- From: Lee <ler762@gmail.com>
- Date: Fri, 8 Feb 2019 06:45:37 -0500
- To: Jacob Renhald <jacobrenhald@outlook.com>
- Cc: "html-tidy@w3.org" <html-tidy@w3.org>
On 2/7/19, Jacob Renhald <jacobrenhald@outlook.com> wrote:
> Been trying to tidy up the html strings on one of my websites, running the
> code through linux.
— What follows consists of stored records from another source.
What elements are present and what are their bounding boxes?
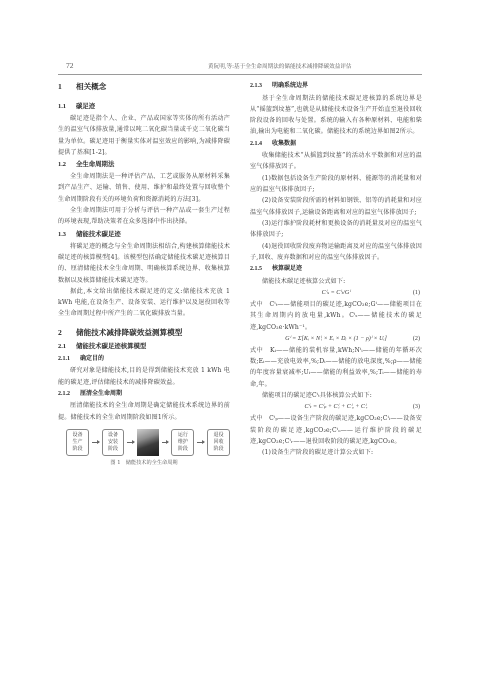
section-2-1-5-heading: 2.1.5核算碳足迹 <box>250 263 422 276</box>
paragraph: 全生命周期法是一种评估产品、工艺或服务从原材料采集到产品生产、运输、销售、使用、… <box>58 171 230 205</box>
figure-1-caption: 图 1 储能技术的全生命周期 <box>58 459 230 466</box>
section-number: 1.1 <box>58 101 76 113</box>
paragraph: 研究对象是储能技术,目的是得到储能技术充放 1 kWh 电能的碳足迹,评估储能技… <box>58 365 230 388</box>
arrow-icon <box>197 442 204 443</box>
section-title: 核算碳足迹 <box>272 265 302 272</box>
arrow-icon <box>162 442 169 443</box>
section-title: 储能技术碳足迹核算模型 <box>76 342 146 350</box>
section-number: 2.1.3 <box>250 81 272 93</box>
section-title: 全生命周期法 <box>76 160 114 168</box>
section-2-heading: 2储能技术减排降碳效益测算模型 <box>58 326 230 340</box>
equation-2: Gⁱ = Σ[Kᵢ × Nⁱᵢ × Eᵢ × Dᵢ × (1 − ρ)ⁱ × U… <box>250 333 422 345</box>
section-title: 储能技术减排降碳效益测算模型 <box>76 328 182 337</box>
section-number: 2.1 <box>58 341 76 353</box>
equation-3: Cⁱₜ = Cⁱₚ + Cⁱᵢ + Cⁱₒ + Cⁱᵣ(3) <box>250 401 422 413</box>
section-2-1-1-heading: 2.1.1确定目的 <box>58 353 230 366</box>
page-number: 72 <box>66 61 74 70</box>
stage-box-installation: 设备安装阶段 <box>102 429 125 456</box>
equation-number: (3) <box>413 401 420 413</box>
section-2-1-3-heading: 2.1.3明确系统边界 <box>250 80 422 93</box>
figure-1-lifecycle-diagram: 设备生产阶段 设备安装阶段 运行维护阶段 退役回收阶段 <box>66 429 230 456</box>
equation-3-description: 式中 Cⁱₚ——设备生产阶段的碳足迹,kgCO₂e;Cⁱᵢ——设备安装阶段的碳足… <box>250 413 422 447</box>
paragraph: 将碳足迹的概念与全生命周期法相结合,构建核算储能技术碳足迹的核算模型[4]。该模… <box>58 241 230 286</box>
list-item: (4)退役回收阶段废弃物运输距离及对应的温室气体排放因子,回收、废弃数据和对应的… <box>250 241 422 264</box>
section-title: 储能技术碳足迹 <box>76 230 121 238</box>
stage-box-operation: 运行维护阶段 <box>171 429 194 456</box>
section-title: 明确系统边界 <box>272 82 308 89</box>
equation-body: Cⁱₛ = Cⁱₜ/Gⁱ <box>322 290 351 296</box>
section-1-3-heading: 1.3储能技术碳足迹 <box>58 228 230 241</box>
equation-body: Gⁱ = Σ[Kᵢ × Nⁱᵢ × Eᵢ × Dᵢ × (1 − ρ)ⁱ × U… <box>285 336 387 342</box>
section-title: 厘清全生命周期 <box>80 390 122 397</box>
running-title: 黄阮明,等:基于全生命周期法的储能技术减排降碳效益评估 <box>208 62 352 70</box>
section-number: 2.1.4 <box>250 139 272 151</box>
paragraph: 基于全生命周期法的储能技术碳足迹核算的系统边界是从“摇篮到坟墓”,也就是从储能技… <box>250 93 422 138</box>
paragraph: 全生命周期法可用于分析与评估一种产品或一套生产过程的环境表现,帮助决策者在众多选… <box>58 205 230 228</box>
paragraph: 储能项目的碳足迹Cⁱₜ具体核算公式如下: <box>250 390 422 401</box>
arrow-icon <box>127 442 134 443</box>
section-title: 收集数据 <box>272 140 296 147</box>
equation-1: Cⁱₛ = Cⁱₜ/Gⁱ(1) <box>250 287 422 299</box>
list-item: (3)运行维护阶段耗材和更换设备的消耗量及对应的温室气体排放因子; <box>250 218 422 241</box>
stage-box-recycling: 退役回收阶段 <box>207 429 230 456</box>
section-1-heading: 1相关概念 <box>58 80 230 94</box>
section-2-1-4-heading: 2.1.4收集数据 <box>250 138 422 151</box>
section-number: 2 <box>58 326 76 340</box>
section-2-1-heading: 2.1储能技术碳足迹核算模型 <box>58 340 230 353</box>
paragraph: (1)设备生产阶段的碳足迹计算公式如下: <box>250 447 422 458</box>
paragraph: 储能技术碳足迹核算公式如下: <box>250 276 422 287</box>
equation-number: (2) <box>413 333 420 345</box>
list-item: (2)设备安装阶段所需的材料如钢铁、铝等的消耗量和对应温室气体排放因子,运输设备… <box>250 195 422 218</box>
section-1-1-heading: 1.1碳足迹 <box>58 100 230 113</box>
stage-box-production: 设备生产阶段 <box>66 429 89 456</box>
section-number: 2.1.2 <box>58 389 80 401</box>
paragraph: 收集储能技术“从摇篮到坟墓”的活动水平数据和对应的温室气体排放因子。 <box>250 150 422 173</box>
equation-number: (1) <box>413 287 420 299</box>
page-header: 72 黄阮明,等:基于全生命周期法的储能技术减排降碳效益评估 <box>58 60 422 75</box>
section-number: 1.3 <box>58 229 76 241</box>
right-column: 2.1.3明确系统边界 基于全生命周期法的储能技术碳足迹核算的系统边界是从“摇篮… <box>250 80 422 459</box>
paragraph: 碳足迹是指个人、企业、产品或国家等实体的所有活动产生的温室气体排放量,通常以吨二… <box>58 113 230 158</box>
paragraph: 据此,本文给出储能技术碳足迹的定义:储能技术充放 1 kWh 电能,在设备生产、… <box>58 286 230 320</box>
section-2-1-2-heading: 2.1.2厘清全生命周期 <box>58 388 230 401</box>
energy-storage-photo <box>137 429 159 456</box>
equation-body: Cⁱₜ = Cⁱₚ + Cⁱᵢ + Cⁱₒ + Cⁱᵣ <box>304 404 367 410</box>
section-number: 2.1.1 <box>58 354 80 366</box>
paragraph: 厘清储能技术的全生命周期是确定储能技术系统边界的前提。储能技术的全生命周期阶段如… <box>58 400 230 423</box>
section-number: 1.2 <box>58 159 76 171</box>
section-1-2-heading: 1.2全生命周期法 <box>58 158 230 171</box>
equation-1-description: 式中 Cⁱₜ——储能项目的碳足迹,kgCO₂e;Gⁱ——储能项目在其生命周期内的… <box>250 299 422 333</box>
list-item: (1)数据包括设备生产阶段的原材料、能源等的消耗量和对应的温室气体排放因子; <box>250 173 422 196</box>
left-column: 1相关概念 1.1碳足迹 碳足迹是指个人、企业、产品或国家等实体的所有活动产生的… <box>58 80 230 466</box>
equation-2-description: 式中 Kᵢ——储能的装机容量,kWh;Nⁱᵢ——储能的年循环次数;Eᵢ——充放电… <box>250 345 422 390</box>
section-number: 2.1.5 <box>250 264 272 276</box>
section-number: 1 <box>58 80 76 94</box>
arrow-icon <box>92 442 99 443</box>
section-title: 碳足迹 <box>76 102 95 110</box>
section-title: 相关概念 <box>76 82 106 91</box>
section-title: 确定目的 <box>80 355 104 362</box>
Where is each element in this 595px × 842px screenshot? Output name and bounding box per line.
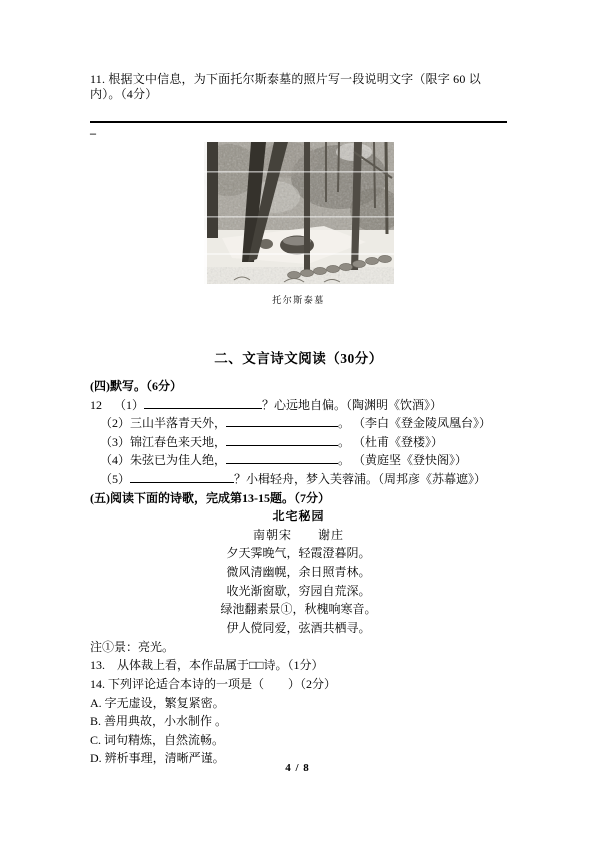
item-number: （4） [100,453,130,467]
question-14-option-b: B. 善用典故，小水制作 。 [90,712,507,731]
item-text: ？心远地自偏。（陶渊明《饮酒》） [262,398,442,412]
question-14-option-c: C. 词句精炼，自然流畅。 [90,731,507,750]
poem-line-2: 微风清幽幌，余日照青林。 [90,563,507,582]
forest-canopy [204,142,394,234]
photo-caption: 托尔斯泰墓 [90,294,507,306]
question-14-stem: 14. 下列评论适合本诗的一项是（ ）（2分） [90,675,507,694]
poem-author: 南朝宋 谢庄 [90,526,507,545]
answer-blank [144,397,262,409]
figure-block: 托尔斯泰墓 [90,142,507,306]
dictation-heading: (四)默写。（6分） [90,377,507,396]
tolstoy-tomb-photo [204,142,394,284]
answer-rule-line [90,121,507,123]
answer-dash: – [90,128,507,139]
item-number: （5） [100,472,130,486]
dictation-item-2: （2）三山半落青天外，。 （李白《登金陵凤凰台》） [90,414,507,433]
poem-line-4: 绿池翻素景①，秋槐响寒音。 [90,600,507,619]
question-number: 12 [90,398,102,412]
dictation-item-1: 12（1）？心远地自偏。（陶渊明《饮酒》） [90,396,507,415]
question-11-text: 11. 根据文中信息，为下面托尔斯泰墓的照片写一段说明文字（限字 60 以内）。… [90,0,507,102]
poem-line-1: 夕天霁晚气，轻霞澄暮阴。 [90,544,507,563]
answer-blank [226,452,338,464]
section-heading: 二、文言诗文阅读（30分） [90,350,507,368]
poem-line-3: 收光渐窗歇，穷园自荒深。 [90,582,507,601]
item-number: （1） [114,398,144,412]
item-text: 。 （黄庭坚《登快阁》） [338,453,467,467]
question-14-option-a: A. 字无虚设，繁复紧密。 [90,694,507,713]
item-number: （3） [100,435,130,449]
answer-blank [226,434,338,446]
item-text-before: 三山半落青天外， [130,416,226,430]
poem-title: 北宅秘园 [90,507,507,526]
poem-block: 北宅秘园 南朝宋 谢庄 夕天霁晚气，轻霞澄暮阴。 微风清幽幌，余日照青林。 收光… [90,507,507,637]
poetry-section-heading: (五)阅读下面的诗歌，完成第13-15题。（7分） [90,489,507,508]
poem-line-5: 伊人傥同爱，弦酒共栖寻。 [90,619,507,638]
question-13: 13. 从体裁上看，本作品属于□□诗。（1分） [90,656,507,675]
page-number: 4 / 8 [0,762,595,774]
item-text: 。 （李白《登金陵凤凰台》） [338,416,491,430]
exam-paper-page: 11. 根据文中信息，为下面托尔斯泰墓的照片写一段说明文字（限字 60 以内）。… [0,0,595,842]
item-text-before: 朱弦已为佳人绝， [130,453,226,467]
item-text: 。 （杜甫《登楼》） [338,435,443,449]
item-text: ？小楫轻舟，梦入芙蓉浦。（周邦彦《苏幕遮》） [234,472,486,486]
dictation-item-4: （4）朱弦已为佳人绝，。 （黄庭坚《登快阁》） [90,451,507,470]
answer-blank [130,471,234,483]
dictation-item-5: （5）？小楫轻舟，梦入芙蓉浦。（周邦彦《苏幕遮》） [90,470,507,489]
item-text-before: 锦江春色来天地， [130,435,226,449]
dictation-item-3: （3）锦江春色来天地，。 （杜甫《登楼》） [90,433,507,452]
answer-blank [226,415,338,427]
page-content: 11. 根据文中信息，为下面托尔斯泰墓的照片写一段说明文字（限字 60 以内）。… [90,0,507,768]
poem-note: 注①景：亮光。 [90,638,507,657]
item-number: （2） [100,416,130,430]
For some reason I can't seem to make it work.
>
> I've run:
> sudo apt-get install tidy
>
> To "tidy" it up I go:
>
> curl localhost address | tidy -iq (please note I have all articles stored as
> a xhtml file).
>
> From my understanding the -q is for quiet input while the "i" is for indents
> and it fixes the main issue.
>
> I'm trying to tidy up all the htmls on this subpage:
> https://www.kredittkortinfo.no/artikler/, which is a big mess.
>
> Problem I'm running into is that the UTF8 gets translated into the ascii-USA
> version and I can no longer read the text file....I must be doing something
> wrong.
It looks like 'tidy -iq -utf8' should work:
$ man tidy
Character encodings
-utf8 use UTF-8 for both input and output
but it didn't for me with LANG=C
Just out of curiosity - what output does 'locale' give you?
This does work for me:
export LANG=nb_NO.utf8 (or en_US.utf8 or even C.utf8)
tidy -iq test.html
Regards,
Lee
Received on Friday, 8 February 2019 11:46:03 UTC